JAKARTA, WB – Pusat Study Kajian Perbankan ( PSKP) BUMN, Lubis Pandapotan, berharap agar dalam Rapat Umum Pemegang Saham (RUPS ) Bank Tabungan Negara (BTN/ Persero) yang akan digelar pada hari Jumat (16/3/2017) semua direksi dicopot semua.
Lubis berpendapat, semua direksi BTN yang dipimpin oleh Maryono sebenarnya tidak seindah dari kenyataannya dan memiliki banyak permasalahan.
Lubis menjelaskan, dalam kasus Koperasi simpan pinjam Pandawa ,banyak nasabah KSP Pandawa mengunakan dana yang berasal dari pinjaman BTN.
“Karena banyak anggota dan pengurus KSP Pandawa sendiri Bekas karyawan bank BTN dan Karyawan BTN yang masih aktif,” ujar Lubis dalam keterangan tertulisnya kepada wartawan di Jakarta, Kamis (15/3/2017).
Dia mengaku modus yang dilakukan untuk membobol BTN yaitu dengan mengajukan kredit perbaikan rumah ,kredit pemilikan rumah bekas kepada masyarakat yang menjadi nasabah BTN , setelah dana cair .Maka diminta di investasikan di KSP Pandawa dengan iming bunga yang besar dan cicilan hutang pada BTN akan dibayarkan oleh KSP Pandawa .
“Sayangnya ketika dana KSP Pandawa dibobol dan dibawah lari, maka semua kredit yang dikucurkan bank BTN akan macet,” ungkapnya.
Jika dilihat, Kasus KSP Pandawa mirip yang terjadi di PT Pos Indonesia yang menimpa karyawan PT Pos Indonesia dengan meminjam mengunkan Kredit Tanpa Anggunan ( KTA) dibeberapa bank kemudian di minta di investasikan di koperasi simpan pinjam dan dana nya lenyap ,kemudian ribuan karyawan Posindo terlilit hutang ratusan miliar di Bank pemberi KTA
“Belum lagi dengan banyak pembobolan dana nasabah bank BTN oleh karyawan BTN ini makin menunjukan ketidakberesan manajemen Bank BTN,” ujarnya.
Karena itu, lanjurt dia, BTN yang sudah menjadi perusahaan publik harus diselamatkan dengan mencopot semua jajaran Direksi Bank BTN pada RUPS 17 maret 2017
Seperti diketahui, sebelumnya, anggota Komisi XI DPR RI, Eva Kusuma Sundari mengatakan, sangat prihatin dengan sistem pengawasan internal perbankan di Indonesia. Setelah sebelumnya BRI yang paling besar, ternyata BTN juga mengalami hal yang sama.
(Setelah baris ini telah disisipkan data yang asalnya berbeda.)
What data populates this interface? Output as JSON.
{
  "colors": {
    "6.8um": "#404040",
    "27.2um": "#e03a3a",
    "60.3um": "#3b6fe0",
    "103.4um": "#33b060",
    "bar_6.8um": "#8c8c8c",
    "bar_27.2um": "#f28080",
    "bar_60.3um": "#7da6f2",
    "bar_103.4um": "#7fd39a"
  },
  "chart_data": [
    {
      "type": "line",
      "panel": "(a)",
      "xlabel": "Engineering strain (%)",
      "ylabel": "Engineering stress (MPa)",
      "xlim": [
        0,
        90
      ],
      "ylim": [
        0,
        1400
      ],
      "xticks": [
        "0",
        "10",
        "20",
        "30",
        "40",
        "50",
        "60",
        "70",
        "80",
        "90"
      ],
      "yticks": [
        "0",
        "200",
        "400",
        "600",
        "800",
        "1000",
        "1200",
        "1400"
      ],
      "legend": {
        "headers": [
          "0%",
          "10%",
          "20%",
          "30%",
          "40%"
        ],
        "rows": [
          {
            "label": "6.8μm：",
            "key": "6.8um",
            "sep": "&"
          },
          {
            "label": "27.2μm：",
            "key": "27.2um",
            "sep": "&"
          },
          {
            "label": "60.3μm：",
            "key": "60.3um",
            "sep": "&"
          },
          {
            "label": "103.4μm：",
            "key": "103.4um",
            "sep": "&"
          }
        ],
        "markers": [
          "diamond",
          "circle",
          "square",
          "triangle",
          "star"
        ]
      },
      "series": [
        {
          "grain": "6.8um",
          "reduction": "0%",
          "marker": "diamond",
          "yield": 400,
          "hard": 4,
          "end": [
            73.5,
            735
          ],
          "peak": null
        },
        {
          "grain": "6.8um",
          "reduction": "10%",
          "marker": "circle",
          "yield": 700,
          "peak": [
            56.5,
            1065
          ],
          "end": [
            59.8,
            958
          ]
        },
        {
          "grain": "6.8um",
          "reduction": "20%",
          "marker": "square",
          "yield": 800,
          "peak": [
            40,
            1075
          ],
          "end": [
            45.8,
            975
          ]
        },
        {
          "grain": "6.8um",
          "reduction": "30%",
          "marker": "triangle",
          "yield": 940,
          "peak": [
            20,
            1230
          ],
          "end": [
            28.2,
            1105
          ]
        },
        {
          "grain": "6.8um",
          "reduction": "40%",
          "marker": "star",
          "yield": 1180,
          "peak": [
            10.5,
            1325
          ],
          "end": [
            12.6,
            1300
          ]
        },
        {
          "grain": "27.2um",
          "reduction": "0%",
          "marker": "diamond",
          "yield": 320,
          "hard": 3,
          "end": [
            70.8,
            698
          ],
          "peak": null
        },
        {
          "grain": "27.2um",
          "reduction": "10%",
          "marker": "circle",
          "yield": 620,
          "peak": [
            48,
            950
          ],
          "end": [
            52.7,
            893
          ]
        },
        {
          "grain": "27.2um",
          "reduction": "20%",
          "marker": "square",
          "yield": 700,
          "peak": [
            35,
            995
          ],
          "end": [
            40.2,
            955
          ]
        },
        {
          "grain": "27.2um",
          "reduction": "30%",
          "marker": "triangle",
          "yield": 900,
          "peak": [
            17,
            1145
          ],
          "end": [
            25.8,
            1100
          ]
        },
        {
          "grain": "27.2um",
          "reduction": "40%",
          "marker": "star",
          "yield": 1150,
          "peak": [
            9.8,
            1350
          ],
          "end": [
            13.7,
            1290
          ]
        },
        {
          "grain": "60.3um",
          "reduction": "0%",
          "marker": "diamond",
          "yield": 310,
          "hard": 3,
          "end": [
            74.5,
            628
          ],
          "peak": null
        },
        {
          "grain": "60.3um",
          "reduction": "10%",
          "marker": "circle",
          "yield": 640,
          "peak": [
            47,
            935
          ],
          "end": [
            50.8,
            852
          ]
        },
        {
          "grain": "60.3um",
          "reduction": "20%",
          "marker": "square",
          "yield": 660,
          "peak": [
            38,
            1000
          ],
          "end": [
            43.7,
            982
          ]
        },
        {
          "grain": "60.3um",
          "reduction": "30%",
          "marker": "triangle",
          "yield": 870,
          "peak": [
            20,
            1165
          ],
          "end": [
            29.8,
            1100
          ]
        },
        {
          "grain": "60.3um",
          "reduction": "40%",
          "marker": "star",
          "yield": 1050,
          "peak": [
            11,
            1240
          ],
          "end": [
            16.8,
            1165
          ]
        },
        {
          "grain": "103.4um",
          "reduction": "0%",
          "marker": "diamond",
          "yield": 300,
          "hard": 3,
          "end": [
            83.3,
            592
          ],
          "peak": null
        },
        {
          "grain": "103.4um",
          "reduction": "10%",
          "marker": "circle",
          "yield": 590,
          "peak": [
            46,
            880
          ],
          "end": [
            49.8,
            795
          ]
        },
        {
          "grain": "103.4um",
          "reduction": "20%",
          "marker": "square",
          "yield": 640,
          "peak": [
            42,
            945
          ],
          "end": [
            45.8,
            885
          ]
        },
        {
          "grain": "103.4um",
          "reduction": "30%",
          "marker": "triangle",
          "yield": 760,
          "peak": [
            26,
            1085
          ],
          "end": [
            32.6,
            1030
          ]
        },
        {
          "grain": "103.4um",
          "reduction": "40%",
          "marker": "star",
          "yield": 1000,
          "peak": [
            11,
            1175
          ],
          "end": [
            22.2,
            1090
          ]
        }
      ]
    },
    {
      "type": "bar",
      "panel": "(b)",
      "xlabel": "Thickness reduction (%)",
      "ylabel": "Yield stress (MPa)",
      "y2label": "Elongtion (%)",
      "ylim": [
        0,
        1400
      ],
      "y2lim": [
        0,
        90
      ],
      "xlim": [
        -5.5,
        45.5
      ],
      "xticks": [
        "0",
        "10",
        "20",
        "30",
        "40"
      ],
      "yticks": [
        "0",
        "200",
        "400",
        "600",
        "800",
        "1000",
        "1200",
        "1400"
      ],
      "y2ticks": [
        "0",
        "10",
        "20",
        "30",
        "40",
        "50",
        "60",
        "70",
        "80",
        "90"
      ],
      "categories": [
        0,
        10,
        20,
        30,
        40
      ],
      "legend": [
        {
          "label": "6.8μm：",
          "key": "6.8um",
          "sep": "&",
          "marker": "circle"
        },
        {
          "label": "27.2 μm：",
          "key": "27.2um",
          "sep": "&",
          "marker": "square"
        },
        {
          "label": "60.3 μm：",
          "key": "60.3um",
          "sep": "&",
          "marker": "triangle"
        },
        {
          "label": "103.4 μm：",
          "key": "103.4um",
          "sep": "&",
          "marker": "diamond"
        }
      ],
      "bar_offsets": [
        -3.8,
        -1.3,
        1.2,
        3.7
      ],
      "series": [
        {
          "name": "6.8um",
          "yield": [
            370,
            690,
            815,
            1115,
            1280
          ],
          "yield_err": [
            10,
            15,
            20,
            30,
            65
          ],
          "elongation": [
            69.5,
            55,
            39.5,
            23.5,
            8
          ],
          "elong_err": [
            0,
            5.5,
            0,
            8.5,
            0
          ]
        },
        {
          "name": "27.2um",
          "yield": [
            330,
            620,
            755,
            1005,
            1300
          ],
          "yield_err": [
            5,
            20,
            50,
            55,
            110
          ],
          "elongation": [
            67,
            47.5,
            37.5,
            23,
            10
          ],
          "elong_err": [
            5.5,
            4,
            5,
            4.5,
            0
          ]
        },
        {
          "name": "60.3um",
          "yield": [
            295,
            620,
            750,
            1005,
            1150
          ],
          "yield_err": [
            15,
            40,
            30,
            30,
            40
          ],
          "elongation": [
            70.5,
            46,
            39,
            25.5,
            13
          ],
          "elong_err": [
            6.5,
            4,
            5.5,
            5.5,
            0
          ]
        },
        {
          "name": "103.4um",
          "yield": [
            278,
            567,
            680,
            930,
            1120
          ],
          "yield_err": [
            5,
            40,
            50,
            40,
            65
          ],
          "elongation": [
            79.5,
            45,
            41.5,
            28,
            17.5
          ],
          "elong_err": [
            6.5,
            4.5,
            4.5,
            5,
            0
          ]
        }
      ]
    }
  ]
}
Namun, politisi PDIP ini menolak jika kasus pembobolan dana nasabah BTN harus meggugat presiden Joko Widodo ( Jokowi). Eva menilai tindakan menggugat kurang tepat.
“Saya kira kurang tepat, karena ini negara bukan kerajaan yang tidak ada pembagian dan pendelegasian wewenang,” papar Eva kepada wartawan, Sabtu (11/3/2017).
Dia mengaku, terkait urusan keuangan, bahkan Bank Indonesia ( BI) adalah lembaga independent, Demikian juga Otoritas Jasa Keuangan ( OJK) adalah lepas dari pemerintah.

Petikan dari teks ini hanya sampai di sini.